VI.ADDITIONAL CLAWBACKS AT THE DISCRETION OF THE BOARD
Notwithstanding anything to the contrary in this policy, if the Corporation is required to prepare an accounting restatement due to material non-compliance with any financial reporting requirement under any applicable securities law and/or any act of fraud breach of fiduciary duty or willful or reckless misconduct in the performance of the Executive Officer’s duties that resulted in or contributed to the restatement, the Board may, in its sole discretion, determine to recover, on an after-tax basis, any incentive-based compensation paid or granted to any Executive Officer, including (a) the Executive Officer's incentive awards paid or granted under the Corporation's annual or long-term cash incentive compensation program; (b) any stock options or other equity-based awards (or any amount attributable to such awards) paid or granted to the Executive Officer under the Corporation's long-term equity incentive programs; and (c) any other incentive-based compensation paid or granted pursuant any other award made by the Corporation to the Executive Officer, up to an aggregate amount that shall not exceed the difference between (i) the value of the incentive-based compensation paid or granted to such Executive Officer during the Clawback Period and (ii) the value of the incentive-based compensation that would have been paid or granted to such Executive Officer in the absence of such accounting restatement and/or any related act of fraud or breach of fiduciary duty or willful or reckless misconduct, as determined in good faith by the Board. For the avoidance of doubt, the amount of incentive-based compensation that the Board may elect to clawback pursuant to this provision may exceed the amount that the Corporation is required to clawback pursuant to applicable law; provided, that this provision shall be applied without duplication of any amount required to be clawed back pursuant to applicable law.
VII.INDEMNIFICATION
The Corporation will not indemnify or provide insurance to cover any repayment of Incentive-Based Compensation in accordance with this Policy.

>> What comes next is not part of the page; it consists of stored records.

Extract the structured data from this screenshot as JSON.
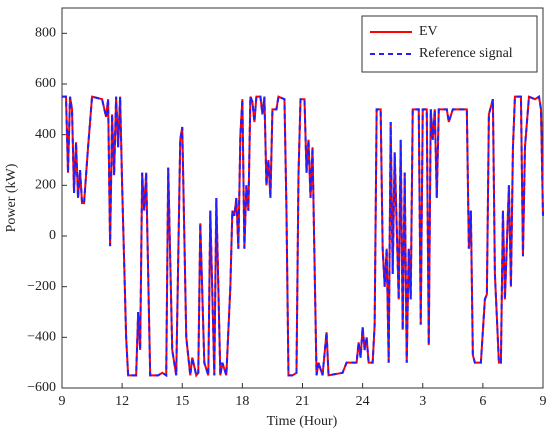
{
  "chart_data": {
    "type": "line",
    "x_label": "Time (Hour)",
    "y_label": "Power (kW)",
    "xlim": [
      9,
      33
    ],
    "xticks": [
      9,
      12,
      15,
      18,
      21,
      24,
      {
        "value": 27,
        "label": "3"
      },
      {
        "value": 30,
        "label": "6"
      },
      {
        "value": 33,
        "label": "9"
      }
    ],
    "ylim": [
      -600,
      900
    ],
    "yticks": [
      {
        "value": -600,
        "label": "−600"
      },
      {
        "value": -400,
        "label": "−400"
      },
      {
        "value": -200,
        "label": "−200"
      },
      0,
      200,
      400,
      600,
      800
    ],
    "legend": "upper right",
    "x": [
      9.0,
      9.2,
      9.3,
      9.4,
      9.5,
      9.6,
      9.7,
      9.8,
      9.9,
      10.0,
      10.1,
      10.3,
      10.5,
      11.0,
      11.2,
      11.3,
      11.4,
      11.5,
      11.6,
      11.7,
      11.8,
      11.9,
      12.0,
      12.2,
      12.3,
      12.7,
      12.8,
      12.9,
      13.0,
      13.1,
      13.2,
      13.4,
      13.8,
      14.0,
      14.2,
      14.3,
      14.5,
      14.7,
      14.9,
      15.0,
      15.2,
      15.4,
      15.5,
      15.7,
      15.8,
      15.9,
      16.1,
      16.3,
      16.4,
      16.6,
      16.7,
      16.9,
      17.0,
      17.2,
      17.4,
      17.5,
      17.6,
      17.7,
      17.8,
      17.9,
      18.0,
      18.1,
      18.2,
      18.3,
      18.4,
      18.5,
      18.6,
      18.7,
      18.9,
      19.0,
      19.1,
      19.2,
      19.3,
      19.4,
      19.5,
      19.7,
      19.8,
      20.1,
      20.2,
      20.3,
      20.5,
      20.7,
      20.8,
      20.9,
      21.1,
      21.2,
      21.3,
      21.4,
      21.5,
      21.7,
      21.8,
      22.0,
      22.2,
      22.3,
      23.0,
      23.2,
      23.7,
      23.8,
      23.9,
      24.0,
      24.1,
      24.2,
      24.3,
      24.5,
      24.6,
      24.7,
      24.9,
      25.0,
      25.1,
      25.2,
      25.3,
      25.4,
      25.5,
      25.6,
      25.8,
      25.9,
      26.0,
      26.1,
      26.2,
      26.3,
      26.4,
      26.5,
      26.8,
      26.9,
      27.0,
      27.2,
      27.3,
      27.4,
      27.5,
      27.6,
      27.7,
      27.8,
      28.2,
      28.3,
      28.5,
      29.2,
      29.3,
      29.4,
      29.5,
      29.6,
      29.9,
      30.1,
      30.2,
      30.3,
      30.5,
      30.6,
      30.8,
      30.9,
      31.0,
      31.1,
      31.3,
      31.4,
      31.5,
      31.6,
      31.9,
      32.0,
      32.1,
      32.3,
      32.6,
      32.8,
      32.9,
      33.0
    ],
    "series": [
      {
        "name": "EV",
        "color": "#ff0000",
        "dash": false,
        "values": [
          550,
          550,
          250,
          550,
          500,
          170,
          370,
          150,
          260,
          130,
          130,
          350,
          550,
          540,
          470,
          540,
          -40,
          480,
          240,
          550,
          350,
          550,
          200,
          -400,
          -550,
          -550,
          -300,
          -450,
          250,
          100,
          250,
          -550,
          -550,
          -540,
          -550,
          270,
          -450,
          -550,
          380,
          430,
          -400,
          -550,
          -480,
          -550,
          -540,
          50,
          -500,
          -550,
          100,
          -550,
          150,
          -550,
          -500,
          -550,
          -200,
          100,
          80,
          150,
          -50,
          400,
          540,
          -50,
          200,
          100,
          550,
          530,
          450,
          550,
          550,
          480,
          550,
          200,
          300,
          150,
          500,
          500,
          550,
          540,
          100,
          -550,
          -550,
          -540,
          240,
          540,
          540,
          250,
          380,
          150,
          350,
          -550,
          -500,
          -550,
          -380,
          -550,
          -540,
          -500,
          -500,
          -420,
          -480,
          -360,
          -450,
          -400,
          -500,
          -500,
          -350,
          500,
          500,
          -50,
          -200,
          -50,
          -500,
          450,
          -150,
          330,
          -250,
          380,
          -370,
          250,
          -500,
          -50,
          -250,
          500,
          500,
          -350,
          500,
          500,
          -430,
          500,
          380,
          500,
          150,
          500,
          500,
          450,
          500,
          500,
          -50,
          100,
          -470,
          -500,
          -500,
          -250,
          -230,
          480,
          540,
          -150,
          -500,
          -500,
          100,
          -250,
          200,
          -200,
          350,
          550,
          550,
          -80,
          350,
          550,
          540,
          550,
          500,
          80
        ]
      },
      {
        "name": "Reference signal",
        "color": "#1f1fff",
        "dash": true,
        "values": [
          550,
          550,
          250,
          550,
          500,
          170,
          370,
          150,
          260,
          130,
          130,
          350,
          550,
          540,
          470,
          540,
          -40,
          480,
          240,
          550,
          350,
          550,
          200,
          -400,
          -550,
          -550,
          -300,
          -450,
          250,
          100,
          250,
          -550,
          -550,
          -540,
          -550,
          270,
          -450,
          -550,
          380,
          430,
          -400,
          -550,
          -480,
          -550,
          -540,
          50,
          -500,
          -550,
          100,
          -550,
          150,
          -550,
          -500,
          -550,
          -200,
          100,
          80,
          150,
          -50,
          400,
          540,
          -50,
          200,
          100,
          550,
          530,
          450,
          550,
          550,
          480,
          550,
          200,
          300,
          150,
          500,
          500,
          550,
          540,
          100,
          -550,
          -550,
          -540,
          240,
          540,
          540,
          250,
          380,
          150,
          350,
          -550,
          -500,
          -550,
          -380,
          -550,
          -540,
          -500,
          -500,
          -420,
          -480,
          -360,
          -450,
          -400,
          -500,
          -500,
          -350,
          500,
          500,
          -50,
          -200,
          -50,
          -500,
          450,
          -150,
          330,
          -250,
          380,
          -370,
          250,
          -500,
          -50,
          -250,
          500,
          500,
          -350,
          500,
          500,
          -430,
          500,
          380,
          500,
          150,
          500,
          500,
          450,
          500,
          500,
          -50,
          100,
          -470,
          -500,
          -500,
          -250,
          -230,
          480,
          540,
          -150,
          -500,
          -500,
          100,
          -250,
          200,
          -200,
          350,
          550,
          550,
          -80,
          350,
          550,
          540,
          550,
          500,
          80
        ]
      }
    ]
  }
}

VIII.REVIEWED AND APPROVED
The CFO and the Senior Vice President, Corporate Services Officer are the officers responsible for this Policy.

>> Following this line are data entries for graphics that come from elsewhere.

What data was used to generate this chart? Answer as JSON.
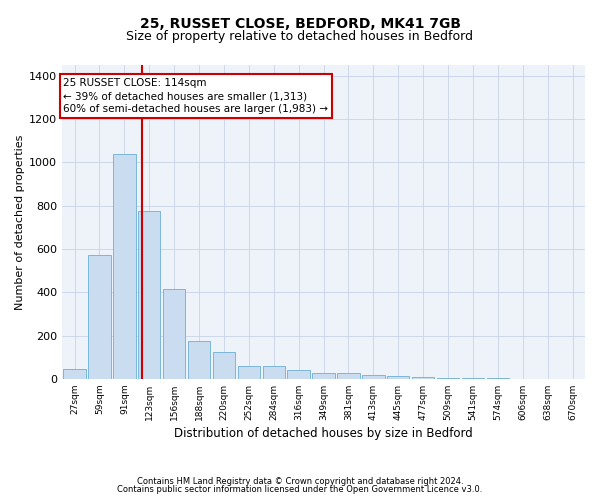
{
  "title1": "25, RUSSET CLOSE, BEDFORD, MK41 7GB",
  "title2": "Size of property relative to detached houses in Bedford",
  "xlabel": "Distribution of detached houses by size in Bedford",
  "ylabel": "Number of detached properties",
  "footnote1": "Contains HM Land Registry data © Crown copyright and database right 2024.",
  "footnote2": "Contains public sector information licensed under the Open Government Licence v3.0.",
  "categories": [
    "27sqm",
    "59sqm",
    "91sqm",
    "123sqm",
    "156sqm",
    "188sqm",
    "220sqm",
    "252sqm",
    "284sqm",
    "316sqm",
    "349sqm",
    "381sqm",
    "413sqm",
    "445sqm",
    "477sqm",
    "509sqm",
    "541sqm",
    "574sqm",
    "606sqm",
    "638sqm",
    "670sqm"
  ],
  "values": [
    45,
    570,
    1040,
    775,
    415,
    175,
    125,
    58,
    58,
    43,
    25,
    25,
    18,
    15,
    10,
    5,
    3,
    2,
    0,
    0,
    0
  ],
  "bar_color": "#c9dcf0",
  "bar_edge_color": "#6baed6",
  "vline_position": 2.72,
  "vline_color": "#cc0000",
  "annotation_text": "25 RUSSET CLOSE: 114sqm\n← 39% of detached houses are smaller (1,313)\n60% of semi-detached houses are larger (1,983) →",
  "annotation_box_color": "#cc0000",
  "ylim": [
    0,
    1450
  ],
  "yticks": [
    0,
    200,
    400,
    600,
    800,
    1000,
    1200,
    1400
  ],
  "grid_color": "#c8d4e8",
  "bg_color": "#eef2f9",
  "title1_fontsize": 10,
  "title2_fontsize": 9,
  "xlabel_fontsize": 8.5,
  "ylabel_fontsize": 8,
  "annot_fontsize": 7.5
}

This Policy will be reviewed by the Human Resources, Health and Compensation Committee at least annually, who will recommend any changes to the Board for approval.

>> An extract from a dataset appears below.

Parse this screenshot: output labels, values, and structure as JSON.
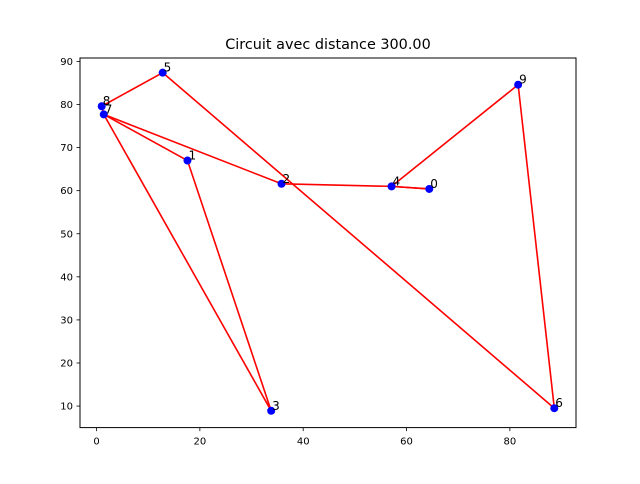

This Policy was approved by the Board of Directors of the Corporation on November 2, 2023.
NOVEMBER 2023


IX.RELATED POLICIES
The following policies relate to the subject matter of this Policy:
Code of Ethics Policy (Canada)
Code of Ethics Policy (US)
Whistleblower Policy
X.SUPPORTING DOCUMENTS
Rules and Conventions in support of this Policy may be created and approved by the CFO and the Senior Vice President, Corporate Services Officer.